An LP-Based Approach for Bilinear Saddle Point Problem with Instance-dependent Guarantee and Noisy Feedback

TL;DR

This paper introduces a novel LP-based algorithm for estimating Nash equilibria in two-player zero-sum matrix games with noisy feedback, providing the first instance-dependent sample complexity bounds for general matrices.

Contribution

The paper proposes a new LP-based method that achieves instance-dependent sample complexity bounds for Nash equilibrium estimation in noisy, general-dimension matrix games.

Findings

First instance-dependent sample complexity bound for noisy matrix games

Algorithm identifies NE support and computes NE with controlled bias

Sample complexity depends on problem-specific constants

Abstract

In this work, we study the sample complexity of obtaining a Nash equilibrium (NE) estimate in two-player zero-sum matrix games with noisy feedback.
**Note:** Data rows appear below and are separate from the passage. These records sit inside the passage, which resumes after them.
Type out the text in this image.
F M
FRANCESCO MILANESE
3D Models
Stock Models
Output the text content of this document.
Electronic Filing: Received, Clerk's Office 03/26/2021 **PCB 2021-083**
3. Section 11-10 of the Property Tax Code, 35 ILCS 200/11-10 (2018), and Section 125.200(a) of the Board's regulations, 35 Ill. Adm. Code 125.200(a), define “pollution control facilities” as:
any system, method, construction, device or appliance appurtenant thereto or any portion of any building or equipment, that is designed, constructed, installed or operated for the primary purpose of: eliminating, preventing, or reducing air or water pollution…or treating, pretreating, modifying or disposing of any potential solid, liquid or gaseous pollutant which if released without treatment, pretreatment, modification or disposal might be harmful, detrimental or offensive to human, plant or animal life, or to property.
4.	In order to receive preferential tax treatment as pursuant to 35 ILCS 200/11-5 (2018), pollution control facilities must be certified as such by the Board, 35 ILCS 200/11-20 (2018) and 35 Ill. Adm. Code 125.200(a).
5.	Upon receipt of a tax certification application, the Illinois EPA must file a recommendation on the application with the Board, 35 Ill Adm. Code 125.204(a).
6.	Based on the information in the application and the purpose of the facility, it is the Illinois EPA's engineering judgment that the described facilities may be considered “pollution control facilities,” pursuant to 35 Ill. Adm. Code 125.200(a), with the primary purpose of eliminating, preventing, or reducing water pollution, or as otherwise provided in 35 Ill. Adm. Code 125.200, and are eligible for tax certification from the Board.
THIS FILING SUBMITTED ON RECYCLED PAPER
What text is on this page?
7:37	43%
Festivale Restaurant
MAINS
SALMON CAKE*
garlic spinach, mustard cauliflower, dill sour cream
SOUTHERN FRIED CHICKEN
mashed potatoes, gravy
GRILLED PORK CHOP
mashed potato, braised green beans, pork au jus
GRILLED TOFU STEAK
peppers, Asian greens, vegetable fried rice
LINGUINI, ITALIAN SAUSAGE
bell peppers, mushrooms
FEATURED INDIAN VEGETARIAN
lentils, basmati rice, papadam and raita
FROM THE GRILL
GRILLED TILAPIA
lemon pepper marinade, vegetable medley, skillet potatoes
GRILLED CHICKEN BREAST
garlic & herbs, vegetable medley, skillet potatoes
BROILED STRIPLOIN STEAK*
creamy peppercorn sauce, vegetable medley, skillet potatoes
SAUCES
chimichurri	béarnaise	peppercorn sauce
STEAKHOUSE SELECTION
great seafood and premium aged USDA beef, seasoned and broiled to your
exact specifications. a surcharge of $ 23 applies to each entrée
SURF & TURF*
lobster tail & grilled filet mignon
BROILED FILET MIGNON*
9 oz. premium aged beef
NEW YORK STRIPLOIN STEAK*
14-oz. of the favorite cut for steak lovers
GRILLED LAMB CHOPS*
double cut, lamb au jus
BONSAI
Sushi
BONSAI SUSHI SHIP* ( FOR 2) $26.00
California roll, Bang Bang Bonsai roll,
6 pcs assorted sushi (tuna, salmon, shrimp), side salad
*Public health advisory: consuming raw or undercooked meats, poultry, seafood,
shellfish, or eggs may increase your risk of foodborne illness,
Specifically, we propose a novel algorithm that repeatedly solves linear programs (LPs) to obtain an NE estimate with bias at most $\varepsilon$ with a sample complexity of $O\left(\frac{m_1 m_2}{\varepsilon\min\{\delta^2,\sigma_0^2,\sigma^3\}} \log\frac{m_1 m_2}{\varepsilon}\right)$ for general $m_1 \times m_2$ game matrices, where $\sigma$, $\sigma_0$, $\delta$ are some problem-dependent constants. To our knowledge, this is the first instance-dependent sample complexity bound for finding an NE estimate with $\varepsilon$ bias in general-dimension matrix games with noisy feedback and potentially non-unique equilibria. Our algorithm builds on recent advances in online resource allocation and operates in two stages: (1) identifying the support set of an NE, and (2) computing the unique NE restricted to this support. Both stages rely on a careful analysis of LP solutions derived from noisy samples.